Last but not the least, column names and row names of data frame may lost during format conversion.

> itemj <- toJSON(itemld[,c("ldv", "meta_value")], dataframe = c("columns"), pretty = TRUE)
> itemj
{
  "ldv": ["dcterms:abstract", "activitystreams:Mention", "dcterms:creator", "activitystreams:Event", "activitystreams:place", "dcterms:type", "dcterms:abstract_en", "dcterms:issued", "dcterms:description", "dc:language", "dcterms:title", "dc:identifier"],
  "meta_value": ["这次演讲首先介绍了科研数据开放共享的相关概念、意义,以及权益管理的议题。
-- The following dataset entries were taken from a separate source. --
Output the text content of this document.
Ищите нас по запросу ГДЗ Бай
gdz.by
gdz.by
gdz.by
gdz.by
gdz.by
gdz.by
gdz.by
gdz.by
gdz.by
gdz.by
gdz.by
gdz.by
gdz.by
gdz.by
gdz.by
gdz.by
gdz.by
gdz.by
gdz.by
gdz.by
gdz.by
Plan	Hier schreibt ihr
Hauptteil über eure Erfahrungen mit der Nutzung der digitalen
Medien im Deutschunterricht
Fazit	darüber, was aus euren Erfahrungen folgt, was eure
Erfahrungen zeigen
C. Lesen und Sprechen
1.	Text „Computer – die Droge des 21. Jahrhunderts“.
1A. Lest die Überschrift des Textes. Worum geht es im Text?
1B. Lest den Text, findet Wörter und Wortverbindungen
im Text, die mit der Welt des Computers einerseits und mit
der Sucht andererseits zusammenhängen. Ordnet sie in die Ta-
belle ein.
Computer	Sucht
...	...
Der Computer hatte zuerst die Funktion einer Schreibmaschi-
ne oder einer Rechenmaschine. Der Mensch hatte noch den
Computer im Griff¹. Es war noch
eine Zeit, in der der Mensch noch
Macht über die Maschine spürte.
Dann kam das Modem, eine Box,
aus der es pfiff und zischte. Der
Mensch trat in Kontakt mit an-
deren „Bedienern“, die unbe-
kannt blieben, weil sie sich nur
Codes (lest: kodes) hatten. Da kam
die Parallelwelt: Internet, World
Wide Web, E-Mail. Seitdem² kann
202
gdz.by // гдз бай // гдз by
接着,根据案例分析提出对数据引用、数据发布、数据计量和数据共享上的信息基础设施需求。最后,通过演讲者介绍最近2年在这个主题上的工作,提出合作建议", "中国科学院文献情报中心_业务处_演示报告", "顾立平", "DLIB – OSS 2014", "湖南长沙", "演示报告", "This presentation introduces the relevant concepts, value, and issues of rights management. Then, speaker presents his cases analysis, and to proposal need of information instracture for data citation, data publishing, data metrics and data sharing. Finally, introduced by the reporter's recent 2 years work to this topic, this presentation suggests a collaboration proposal", "2014-06-20", "科研数据\n;  Research Data\n;  权益管理\n;  rights management\n;  数据共享\n;  data sharing\n;  数据引用\n;  data citation\n;  数据出版\n;  data publishing\n;  数据计量\n;  data metrics", "英语", "科学数据开放共享的权益政策问题与基础设施需求", "http://ir.las.ac.cn/handle/12502/7163"]
} 

I tried to transpose this dataframe, in other words, change those rows into columns and make the column names mapping to the values. itemldm <- t(data.frame(itemld[, "meta_value"], row.names = itemld[, "ldv"], check.names = TRUE)) The results below are the tests on different parameters of “dataframe”:

> itemj <- toJSON(itemldm, dataframe = "rows", pretty = TRUE)
> itemj
[
  ["这次演讲首先介绍了科研数据开放共享的相关概念、意义,以及权益管理的议题。接着,根据案例分析提出对数据引用、数据发布、数据计量和数据共享上的信息基础设施需求。最后,通过演讲者介绍最近2年在这个主题上的工作,提出合作建议", "中国科学院文献情报中心_业务处_演示报告", "顾立平", "DLIB – OSS 2014", "湖南长沙", "演示报告", "This presentation introduces the relevant concepts, value, and issues of rights management. Then, speaker presents his cases analysis, and to proposal need of information instracture for data citation, data publishing, data metrics and data sharing. Finally, introduced by the reporter's recent 2 years work to this topic, this presentation suggests a collaboration proposal", "2014-06-20", "科研数据\n;  Research Data\n;  权益管理\n;  rights management\n;  数据共享\n;  data sharing\n;  数据引用\n;  data citation\n;  数据出版\n;  data publishing\n;  数据计量\n;  data metrics", "英语", "科学数据开放共享的权益政策问题与基础设施需求", "http://ir.las.ac.cn/handle/12502/7163"]
] 
> itemj <- toJSON(itemldm, dataframe = "columns", pretty = TRUE)
> itemj
[
  ["这次演讲首先介绍了科研数据开放共享的相关概念、意义,以及权益管理的议题。接着,根据案例分析提出对数据引用、数据发布、数据计量和数据共享上的信息基础设施需求。最后,通过演讲者介绍最近2年在这个主题上的工作,提出合作建议", "中国科学院文献情报中心_业务处_演示报告", "顾立平", "DLIB – OSS 2014", "湖南长沙", "演示报告", "This presentation introduces the relevant concepts, value, and issues of rights management. Then, speaker presents his cases analysis, and to proposal need of information instracture for data citation, data publishing, data metrics and data sharing. Finally, introduced by the reporter's recent 2 years work to this topic, this presentation suggests a collaboration proposal", "2014-06-20", "科研数据\n;  Research Data\n;  权益管理\n;  rights management\n;  数据共享\n;  data sharing\n;  数据引用\n;  data citation\n;  数据出版\n;  data publishing\n;  数据计量\n;  data metrics", "英语", "科学数据开放共享的权益政策问题与基础设施需求", "http://ir.las.ac.cn/handle/12502/7163"]
]